First thing, real quick…
For the newcomers: Arch/Eternal is a sprawling novel-in-progress in the genre of philosophical sci-fi. Think Dune meets Harry Potter, and maybe channeling a little Dan Simmons. It’s also an experiment in long-form serialized fiction on Substack.
For the allcomers: If you haven’t read any of the previous chapters, please abandon any feeling of obligation to catch up, and instead just start HERE, with this chapter.
That’s what the short summary below is for.
By the end, you’ll know whether you want to keep following along or not. And I promise to always include an updated summary, so you’ll never have to worry about keeping track of important details.
You can also always refer to the Table of Contents to catch up or refresh before continuing. There, you’ll find short summaries for all the chapters that have been published so far.
OK, now the summary:
Earth is a protected (read: ignorant) planet nested within a galactic community known as the Fellowship. In an effort to help Earth attain full citizenship, and to rescue its people from total self-destruction, historian/researcher and secret ambassador Rita Freeman is recruiting talented young people to build a better society.

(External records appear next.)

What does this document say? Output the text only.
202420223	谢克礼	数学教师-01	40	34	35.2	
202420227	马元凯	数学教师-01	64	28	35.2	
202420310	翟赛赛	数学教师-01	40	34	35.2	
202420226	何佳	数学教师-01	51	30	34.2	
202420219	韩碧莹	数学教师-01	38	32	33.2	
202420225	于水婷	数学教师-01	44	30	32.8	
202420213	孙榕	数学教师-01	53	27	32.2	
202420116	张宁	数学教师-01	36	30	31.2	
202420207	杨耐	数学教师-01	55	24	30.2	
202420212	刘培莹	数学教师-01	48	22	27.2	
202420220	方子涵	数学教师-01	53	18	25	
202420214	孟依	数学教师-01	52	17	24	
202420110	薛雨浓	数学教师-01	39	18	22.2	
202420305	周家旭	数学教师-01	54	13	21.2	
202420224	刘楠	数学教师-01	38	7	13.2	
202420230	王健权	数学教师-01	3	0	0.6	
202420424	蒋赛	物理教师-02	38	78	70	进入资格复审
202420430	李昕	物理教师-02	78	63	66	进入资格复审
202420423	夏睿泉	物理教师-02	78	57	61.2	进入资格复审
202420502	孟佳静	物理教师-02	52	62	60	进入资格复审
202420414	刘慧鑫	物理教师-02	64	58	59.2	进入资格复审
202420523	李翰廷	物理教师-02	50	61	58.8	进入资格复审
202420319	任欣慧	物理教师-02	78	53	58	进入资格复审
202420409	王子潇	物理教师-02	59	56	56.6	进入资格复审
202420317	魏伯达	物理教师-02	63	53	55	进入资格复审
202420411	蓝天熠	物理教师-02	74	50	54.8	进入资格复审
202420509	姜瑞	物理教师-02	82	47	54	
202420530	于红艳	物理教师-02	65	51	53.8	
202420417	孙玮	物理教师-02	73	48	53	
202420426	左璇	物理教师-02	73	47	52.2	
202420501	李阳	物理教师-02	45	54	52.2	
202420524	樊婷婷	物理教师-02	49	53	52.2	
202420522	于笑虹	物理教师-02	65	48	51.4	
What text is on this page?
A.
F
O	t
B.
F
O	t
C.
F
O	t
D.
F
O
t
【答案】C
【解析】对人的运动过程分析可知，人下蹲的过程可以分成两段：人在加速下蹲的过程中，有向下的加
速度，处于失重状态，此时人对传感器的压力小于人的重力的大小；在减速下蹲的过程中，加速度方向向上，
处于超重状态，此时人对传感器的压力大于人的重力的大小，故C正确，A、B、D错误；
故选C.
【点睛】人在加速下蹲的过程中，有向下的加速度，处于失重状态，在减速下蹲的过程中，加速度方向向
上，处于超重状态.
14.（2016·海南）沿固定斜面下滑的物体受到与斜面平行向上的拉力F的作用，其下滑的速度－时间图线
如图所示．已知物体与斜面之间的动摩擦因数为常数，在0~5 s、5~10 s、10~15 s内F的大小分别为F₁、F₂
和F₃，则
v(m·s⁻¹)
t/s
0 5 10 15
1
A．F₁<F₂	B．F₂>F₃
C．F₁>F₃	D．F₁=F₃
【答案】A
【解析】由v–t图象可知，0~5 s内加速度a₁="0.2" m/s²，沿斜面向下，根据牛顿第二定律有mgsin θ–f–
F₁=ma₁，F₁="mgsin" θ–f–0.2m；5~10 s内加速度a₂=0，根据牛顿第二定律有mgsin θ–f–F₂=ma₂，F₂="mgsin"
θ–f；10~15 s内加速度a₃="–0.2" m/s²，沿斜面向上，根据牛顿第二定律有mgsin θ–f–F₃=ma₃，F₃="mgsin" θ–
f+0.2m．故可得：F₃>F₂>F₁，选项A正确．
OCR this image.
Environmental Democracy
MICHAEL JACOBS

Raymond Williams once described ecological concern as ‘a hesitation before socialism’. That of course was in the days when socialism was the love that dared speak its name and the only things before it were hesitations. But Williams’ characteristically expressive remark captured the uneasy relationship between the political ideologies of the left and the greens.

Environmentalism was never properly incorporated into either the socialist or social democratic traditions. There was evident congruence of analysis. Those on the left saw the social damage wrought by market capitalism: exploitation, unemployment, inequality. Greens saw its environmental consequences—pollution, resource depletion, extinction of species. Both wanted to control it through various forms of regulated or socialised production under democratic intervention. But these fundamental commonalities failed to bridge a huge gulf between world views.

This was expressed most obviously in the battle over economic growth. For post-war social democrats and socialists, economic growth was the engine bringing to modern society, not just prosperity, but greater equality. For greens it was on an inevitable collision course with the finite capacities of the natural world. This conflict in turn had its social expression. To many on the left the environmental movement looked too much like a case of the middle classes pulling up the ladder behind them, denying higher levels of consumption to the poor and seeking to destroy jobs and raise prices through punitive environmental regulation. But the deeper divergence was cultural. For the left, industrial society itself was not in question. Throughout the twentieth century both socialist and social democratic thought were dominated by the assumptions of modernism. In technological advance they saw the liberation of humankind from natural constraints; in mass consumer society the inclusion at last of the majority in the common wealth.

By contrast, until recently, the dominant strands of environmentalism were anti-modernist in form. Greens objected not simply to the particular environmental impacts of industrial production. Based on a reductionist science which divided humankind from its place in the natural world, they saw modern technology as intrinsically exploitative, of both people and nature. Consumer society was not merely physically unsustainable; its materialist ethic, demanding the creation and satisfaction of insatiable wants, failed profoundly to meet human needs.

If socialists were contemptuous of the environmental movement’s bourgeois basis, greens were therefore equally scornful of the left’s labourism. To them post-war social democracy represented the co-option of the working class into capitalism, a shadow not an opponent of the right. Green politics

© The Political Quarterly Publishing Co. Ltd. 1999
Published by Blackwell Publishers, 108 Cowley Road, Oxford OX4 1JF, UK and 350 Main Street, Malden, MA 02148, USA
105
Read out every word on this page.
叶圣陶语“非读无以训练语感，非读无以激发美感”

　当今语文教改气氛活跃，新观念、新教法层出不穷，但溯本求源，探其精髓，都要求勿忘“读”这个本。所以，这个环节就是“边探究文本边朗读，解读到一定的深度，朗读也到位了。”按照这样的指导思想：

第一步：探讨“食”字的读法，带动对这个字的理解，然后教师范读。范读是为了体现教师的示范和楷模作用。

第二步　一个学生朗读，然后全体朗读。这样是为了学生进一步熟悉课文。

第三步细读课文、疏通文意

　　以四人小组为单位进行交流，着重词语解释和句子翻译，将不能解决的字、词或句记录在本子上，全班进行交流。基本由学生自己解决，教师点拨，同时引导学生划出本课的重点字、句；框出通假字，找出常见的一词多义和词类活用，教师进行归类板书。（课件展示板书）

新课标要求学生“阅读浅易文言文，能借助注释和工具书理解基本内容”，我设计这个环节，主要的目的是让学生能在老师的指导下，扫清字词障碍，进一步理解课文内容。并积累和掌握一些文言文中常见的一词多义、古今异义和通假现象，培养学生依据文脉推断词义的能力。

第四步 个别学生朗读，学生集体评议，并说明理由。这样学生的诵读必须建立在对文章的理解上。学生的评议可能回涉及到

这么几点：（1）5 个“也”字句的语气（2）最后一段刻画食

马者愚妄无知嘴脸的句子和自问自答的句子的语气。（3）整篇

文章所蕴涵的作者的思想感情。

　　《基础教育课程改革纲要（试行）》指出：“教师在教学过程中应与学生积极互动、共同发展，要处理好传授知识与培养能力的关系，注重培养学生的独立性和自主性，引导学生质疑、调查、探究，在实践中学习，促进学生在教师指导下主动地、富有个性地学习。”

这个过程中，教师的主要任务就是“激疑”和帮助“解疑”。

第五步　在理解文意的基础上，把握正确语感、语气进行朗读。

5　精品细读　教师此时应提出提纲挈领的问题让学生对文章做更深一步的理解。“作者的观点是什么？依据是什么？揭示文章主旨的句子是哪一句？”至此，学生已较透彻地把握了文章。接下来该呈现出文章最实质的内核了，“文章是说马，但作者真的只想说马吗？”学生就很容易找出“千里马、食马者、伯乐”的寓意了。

One of these is Jackson River, who grew up with his grandmother in a tiny desert town in northern Arizona, and at 11 years old, lost his best friend after an episode of severe bullying. Another is Esther Quinn, who grew up in an idyllic home in Connecticut. When she was 11, her brother Adam was recruited by Rita to become the founder of a new movement called Cubensia. Years later, Esther moved to Boston to join him.
By some stroke of fate or fortune, Esther, Jackson, and their friend Deek are late to a Cubensian launch party that becomes ground zero of an attack that destroys an entire city block. Rita scoops up all three of them into her spaceship, and takes them through an interstellar gate buried on the dark side of the Moon to a planet called Priezh, where they will receive the Fellowship’s version of basic training.
On the way, Rita explains the galactic drama that has been playing out between the Fellowship and the Confederacy, and the Firstborn, a powerful race of beings at the head of each of them — respectively called archs and eternals. Esther is vocally suspicious of an arch named Morning who was bonded to him, and should have protected him from what Rita claims was an attack by an eternal in Boston.
After undergoing a series of torturous physical augmentations, Esther, Deek, and Jackson begin an intense training regime under the guidance (coercion?) of three non-terrestrial humans.
Suspicious Fruit
HOW WOULD YOU DESCRIBE YOUR EXPERIENCE ON PRIEZH?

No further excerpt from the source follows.